Purpose of the flight and payload description

The TIMAX experiment, was the first X-ray imaging telescope entirely conceived, built and launched by a country in the Southern Hemisphere. It was a prototype for the much larger experiment MASCO flown in 2004 by the INPE.

The MASK

The mask of the TIMAX experiment consisted of a 2 x 2 cyclic repetition of a basic 7 x 5 URA pattern, attached in one of the sides of a carbon fiber wheel (material completely transparent for hard X­rays). Each opaque element was a 4.45cm side square made of 3mm thick lead and 1mm thick copper material providing a graded shield. In the opposite side of the wheel, a bar which is also part of the mask and made with the same materials is supported in such a way that it is free to rotate around the center of the mask. If the bar rotates by 90º and the mask by 180º the scientists obtained an antimask of the original mask. This was a new and elegant way to get an antimask in coded-aperture telescopes with neither addition of an extra weight to the experiment nor further mechanical complex manipulations, which have always hindered the operation of similar experiments.

Detectors

The position-sensitive detector (PSD) plane consisted of 35 cilindrical NaI(Tl) detectors, 2 mm thick and 4.45 cm in diameter, with an useful sensitive diameter of 3.18 cm, placed in a matrix array of 7 x 5 to be compatible with the URA pattern used. The total geometric area was ~400 cm2. Each detector was coupled to a photomultiplier and these were powered by five high voltage units (900 V). The detectors operated in the 30-100 keV range, set by lower-level and upper-level discriminators. The whole detector system was passively shielded on the sides and on the back by 3mm thick copper and 1 mm lead plates.

Electronics

Each PMT pulse produced by a scintillation event due to a X-ray interaction in one of the detectors was analized in 32 energy channels. The on-board electronics then identified the detector in which the event ocurred, then added the event time read from an internal clock and finally a microprocessor formated all the information, including housekeeping data (temperature, atmospheric pressure, etc) of the gondola, for subsequent transmission by telemetry. There was no data storage on-board.

Gondola

In order to allow the telescope to point at high elevation angles, the support system was designed to be placed off-center in the balloon gondola.
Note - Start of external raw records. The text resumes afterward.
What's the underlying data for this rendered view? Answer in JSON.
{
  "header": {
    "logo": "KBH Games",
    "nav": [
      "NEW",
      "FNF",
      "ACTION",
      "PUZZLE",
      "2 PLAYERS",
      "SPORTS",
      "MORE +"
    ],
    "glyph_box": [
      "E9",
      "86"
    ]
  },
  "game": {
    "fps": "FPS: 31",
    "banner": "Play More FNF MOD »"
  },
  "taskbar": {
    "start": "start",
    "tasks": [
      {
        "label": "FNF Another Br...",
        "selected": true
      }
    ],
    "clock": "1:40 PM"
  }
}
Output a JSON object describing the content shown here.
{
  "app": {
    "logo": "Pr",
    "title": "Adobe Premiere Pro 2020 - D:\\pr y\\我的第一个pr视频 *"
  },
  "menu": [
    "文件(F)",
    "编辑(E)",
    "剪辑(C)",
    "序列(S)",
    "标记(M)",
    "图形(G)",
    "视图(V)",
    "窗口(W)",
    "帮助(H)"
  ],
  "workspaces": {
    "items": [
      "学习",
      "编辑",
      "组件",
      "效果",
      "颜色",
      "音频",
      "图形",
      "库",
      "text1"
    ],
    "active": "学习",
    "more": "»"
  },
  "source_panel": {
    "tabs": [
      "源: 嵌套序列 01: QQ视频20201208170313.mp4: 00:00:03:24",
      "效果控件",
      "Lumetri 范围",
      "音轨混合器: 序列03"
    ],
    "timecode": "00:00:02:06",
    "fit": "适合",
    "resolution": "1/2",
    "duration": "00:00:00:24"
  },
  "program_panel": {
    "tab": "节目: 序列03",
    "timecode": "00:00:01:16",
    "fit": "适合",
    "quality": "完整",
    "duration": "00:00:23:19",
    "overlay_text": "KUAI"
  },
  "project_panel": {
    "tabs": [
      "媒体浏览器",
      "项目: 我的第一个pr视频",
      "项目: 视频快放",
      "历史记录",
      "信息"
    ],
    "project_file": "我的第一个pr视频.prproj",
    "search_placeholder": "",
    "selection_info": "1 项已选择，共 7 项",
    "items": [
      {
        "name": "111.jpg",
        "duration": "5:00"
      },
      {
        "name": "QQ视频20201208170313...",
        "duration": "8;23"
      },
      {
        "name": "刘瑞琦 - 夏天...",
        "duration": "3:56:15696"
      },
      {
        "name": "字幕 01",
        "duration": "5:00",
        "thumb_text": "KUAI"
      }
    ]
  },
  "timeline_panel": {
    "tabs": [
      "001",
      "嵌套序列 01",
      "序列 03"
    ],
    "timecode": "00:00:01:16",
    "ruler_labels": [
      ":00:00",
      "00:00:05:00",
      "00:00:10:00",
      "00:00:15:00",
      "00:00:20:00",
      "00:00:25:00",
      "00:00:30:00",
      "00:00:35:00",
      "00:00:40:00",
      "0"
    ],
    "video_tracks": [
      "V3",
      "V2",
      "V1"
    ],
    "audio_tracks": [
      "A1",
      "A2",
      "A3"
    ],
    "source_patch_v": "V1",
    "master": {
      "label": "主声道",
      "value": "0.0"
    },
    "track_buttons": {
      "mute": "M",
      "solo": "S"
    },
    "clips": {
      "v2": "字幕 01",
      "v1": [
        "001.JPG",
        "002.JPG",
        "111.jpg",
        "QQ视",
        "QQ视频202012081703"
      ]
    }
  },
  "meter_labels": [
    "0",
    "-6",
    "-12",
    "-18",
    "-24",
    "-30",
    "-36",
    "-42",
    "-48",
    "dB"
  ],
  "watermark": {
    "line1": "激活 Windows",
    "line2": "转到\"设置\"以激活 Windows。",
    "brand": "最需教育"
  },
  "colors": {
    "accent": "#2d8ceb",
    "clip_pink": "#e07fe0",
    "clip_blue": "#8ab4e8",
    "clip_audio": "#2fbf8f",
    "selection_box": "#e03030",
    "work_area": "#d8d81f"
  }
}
In this way, the detector system, including the collimator and shielding parts, and the codedmask which was attached to a carbon-fiber wheel driven by a motor, were placed in one side of the gondola in a 'tower-like' metal structural frame supported and balanced by a horizontal axis that allowed the telescope to point in a specific elevation angle. On the other side were allocated the electronics rack, the telemetry system and the batteries. The entire gondola rotated in azimuth, with the pointing in a specific azimuth angle being controlled and stabilized by a system based on a geomagnetic sensor with a accuracy of 1º. The telescope 'tower' was positioned in elevation by a shaft encoder with a 0.5º accuracy. The pointing system was operated in manual mode through commands sent from the ground or in a semi-automatic way following the source path in the sky, given its initial position and the balloon velocity vector.
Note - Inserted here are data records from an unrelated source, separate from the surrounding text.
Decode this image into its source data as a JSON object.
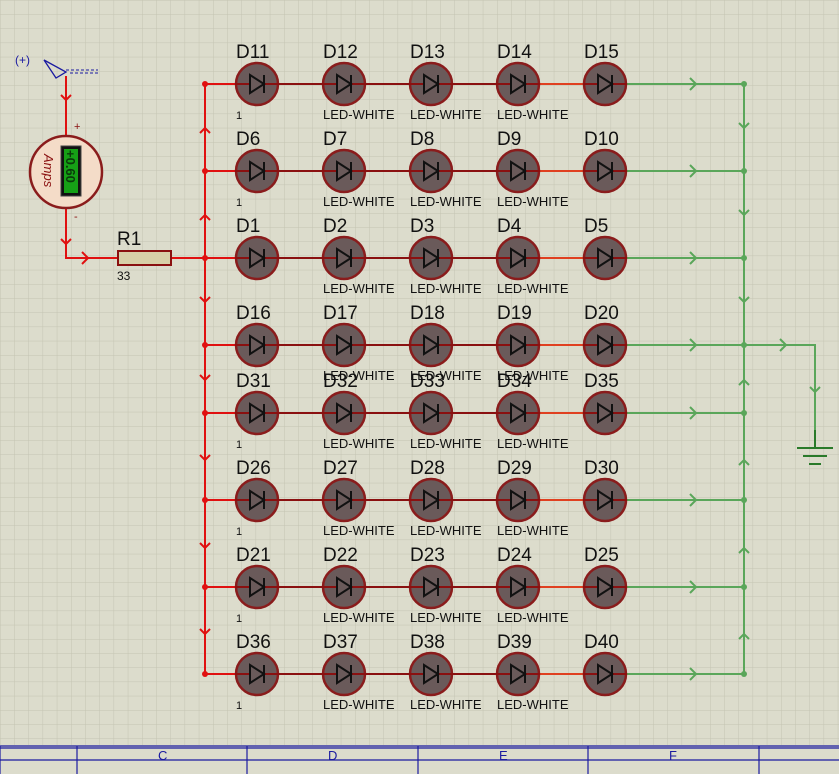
{
  "colors": {
    "background": "#dcdccc",
    "grid": "#c4c4b2",
    "wire_live": "#e01010",
    "wire_dark": "#8a1010",
    "wire_green": "#5aa65a",
    "led_body": "#6a5a5a",
    "led_ring": "#8a1c1c",
    "text": "#111111",
    "meter_face": "#f4dcc8",
    "meter_text": "#8a1010",
    "meter_display": "#16a016",
    "frame": "#1a1aa0",
    "ground": "#2a7a2a"
  },
  "probe": {
    "label": "(+)"
  },
  "ammeter": {
    "unit_label": "Amps",
    "reading": "+0.60",
    "plus_label": "+",
    "minus_label": "-"
  },
  "resistor": {
    "ref": "R1",
    "value": "33"
  },
  "led_rows": [
    {
      "refs": [
        "D11",
        "D12",
        "D13",
        "D14",
        "D15"
      ],
      "sublabels": [
        "1",
        "LED-WHITE",
        "LED-WHITE",
        "LED-WHITE",
        ""
      ]
    },
    {
      "refs": [
        "D6",
        "D7",
        "D8",
        "D9",
        "D10"
      ],
      "sublabels": [
        "1",
        "LED-WHITE",
        "LED-WHITE",
        "LED-WHITE",
        ""
      ]
    },
    {
      "refs": [
        "D1",
        "D2",
        "D3",
        "D4",
        "D5"
      ],
      "sublabels": [
        "",
        "LED-WHITE",
        "LED-WHITE",
        "LED-WHITE",
        ""
      ]
    },
    {
      "refs": [
        "D16",
        "D17",
        "D18",
        "D19",
        "D20"
      ],
      "sublabels": [
        "",
        "LED-WHITE",
        "LED-WHITE",
        "LED-WHITE",
        ""
      ]
    },
    {
      "refs": [
        "D31",
        "D32",
        "D33",
        "D34",
        "D35"
      ],
      "sublabels": [
        "1",
        "LED-WHITE",
        "LED-WHITE",
        "LED-WHITE",
        ""
      ]
    },
    {
      "refs": [
        "D26",
        "D27",
        "D28",
        "D29",
        "D30"
      ],
      "sublabels": [
        "1",
        "LED-WHITE",
        "LED-WHITE",
        "LED-WHITE",
        ""
      ]
    },
    {
      "refs": [
        "D21",
        "D22",
        "D23",
        "D24",
        "D25"
      ],
      "sublabels": [
        "1",
        "LED-WHITE",
        "LED-WHITE",
        "LED-WHITE",
        ""
      ]
    },
    {
      "refs": [
        "D36",
        "D37",
        "D38",
        "D39",
        "D40"
      ],
      "sublabels": [
        "1",
        "LED-WHITE",
        "LED-WHITE",
        "LED-WHITE",
        ""
      ]
    }
  ],
  "frame_columns": [
    "C",
    "D",
    "E",
    "F"
  ]
}
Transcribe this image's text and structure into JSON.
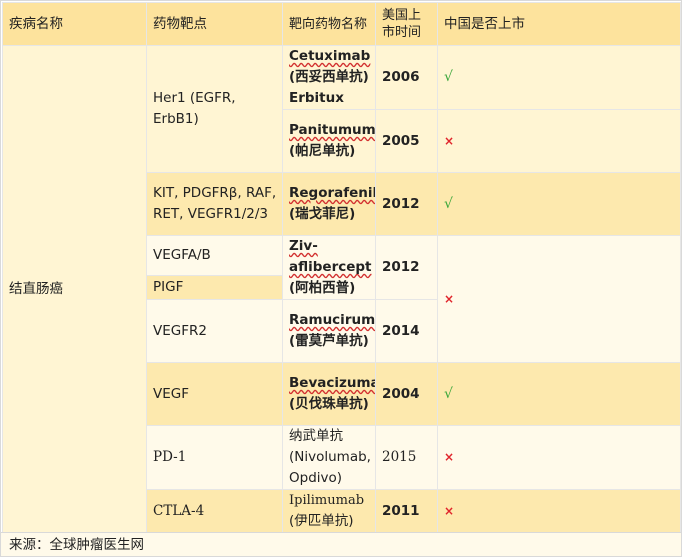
{
  "headers": {
    "disease": "疾病名称",
    "target": "药物靶点",
    "drug": "靶向药物名称",
    "us_date": "美国上市时间",
    "china": "中国是否上市"
  },
  "disease": "结直肠癌",
  "rows": [
    {
      "target": "Her1 (EGFR, ErbB1)",
      "drug_en": "Cetuximab",
      "drug_cn": "(西妥西单抗) Erbitux",
      "year": "2006",
      "china": "√"
    },
    {
      "drug_en": "Panitumumab",
      "drug_cn": "(帕尼单抗)",
      "year": "2005",
      "china": "×"
    },
    {
      "target": "KIT, PDGFRβ, RAF, RET, VEGFR1/2/3",
      "drug_en": "Regorafenib",
      "drug_cn": "(瑞戈菲尼)",
      "year": "2012",
      "china": "√"
    },
    {
      "target": "VEGFA/B",
      "drug_en": "Ziv-aflibercept",
      "drug_cn": "(阿柏西普)",
      "year": "2012",
      "china": "×"
    },
    {
      "target": "PIGF"
    },
    {
      "target": "VEGFR2",
      "drug_en": "Ramucirumab",
      "drug_cn": "(雷莫芦单抗)",
      "year": "2014"
    },
    {
      "target": "VEGF",
      "drug_en": "Bevacizumab",
      "drug_cn": "(贝伐珠单抗)",
      "year": "2004",
      "china": "√"
    },
    {
      "target": "PD-1",
      "drug_en": "纳武单抗(Nivolumab, Opdivo)",
      "year": "2015",
      "china": "×"
    },
    {
      "target": "CTLA-4",
      "drug_en": "Ipilimumab",
      "drug_cn": "(伊匹单抗)",
      "year": "2011",
      "china": "×"
    }
  ],
  "source": "来源：全球肿瘤医生网",
  "colors": {
    "header": "#fde39d",
    "band": "#fff5d3",
    "check": "#3aa63a",
    "cross": "#e0242b"
  }
}
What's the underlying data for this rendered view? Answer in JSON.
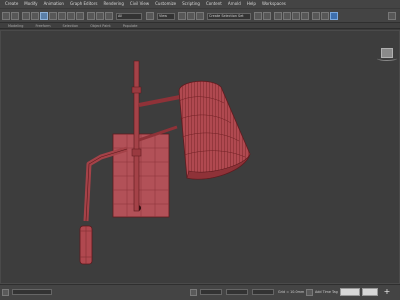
{
  "menubar": {
    "items": [
      "Create",
      "Modify",
      "Animation",
      "Graph Editors",
      "Rendering",
      "Civil View",
      "Customize",
      "Scripting",
      "Content",
      "Arnold",
      "Help",
      "Workspaces"
    ]
  },
  "toolbar": {
    "selection_filter": "All",
    "named_selection": "Create Selection Set",
    "view_label": "View"
  },
  "ribbon": {
    "tabs": [
      "Modeling",
      "Freeform",
      "Selection",
      "Object Paint",
      "Populate"
    ]
  },
  "viewport": {
    "object_color": "#a8454a",
    "wire_color": "#6f1f23",
    "background": "#3d3d3d",
    "viewcube_color": "#8a8a8a"
  },
  "statusbar": {
    "grid_readout": "Grid = 10.0mm",
    "tag_label": "Add Time Tag",
    "key_button_color": "#d7d7d7"
  }
}
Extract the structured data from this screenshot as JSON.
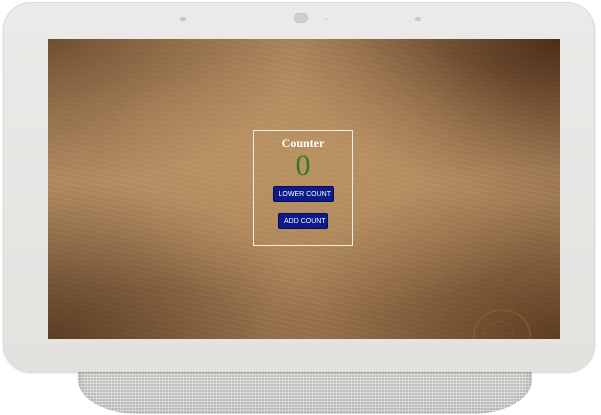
{
  "counter": {
    "title": "Counter",
    "value": "0",
    "lower_button_label": "LOWER COUNT",
    "add_button_label": "ADD COUNT"
  },
  "colors": {
    "value_text": "#2f7d1b",
    "button_bg": "#0d1a8a",
    "title_text": "#ffffff"
  }
}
The total weight of the experiment (including gondola frame, telescope, electronics and telemetry racks, magnetometer, batteries and ballast system) was 600 kg.

Details of the balloon flight

Balloon launched on: 12/20/1994 at 5:30 utc
Launch site: Balloon Launch Sector, Cachoeira Paulista, Brazil  
Balloon launched by: Setor de Lancamento de Baloes (SLB) / Instituto Nacional de Pesquisas Espaciais (INPE)
Balloon manufacturer/size/composition: Zero Pressure Balloon  
End of flight (L for landing time, W for last contact, otherwise termination time): 12/20/1994 at 14:25 utc
Balloon flight duration (F: time at float only, otherwise total flight time in d:days / h:hours or m:minutes - ): 8 h 55 m

The balloon was launched on December 20, 1994, at 5:30 UTC from Cachoeira Paulista, Sao Paulo, Brazil and drifted in the westward direction at an altitude of 43 km until the flight was terminated at 14:25 UTC.

This was the second balloon flight of the TIMAX telescope after a first failed flight in 1993. The experiment was conducted to measure fluxes of precipitation electrons in the South Atlantic anomaly (SAA) region of Brazil. For the first time in the SAA, this detector system of high sensitivity monitored three events of increases in X ray fluxes which were associated with simultaneous decreases in geomagnetic H field component.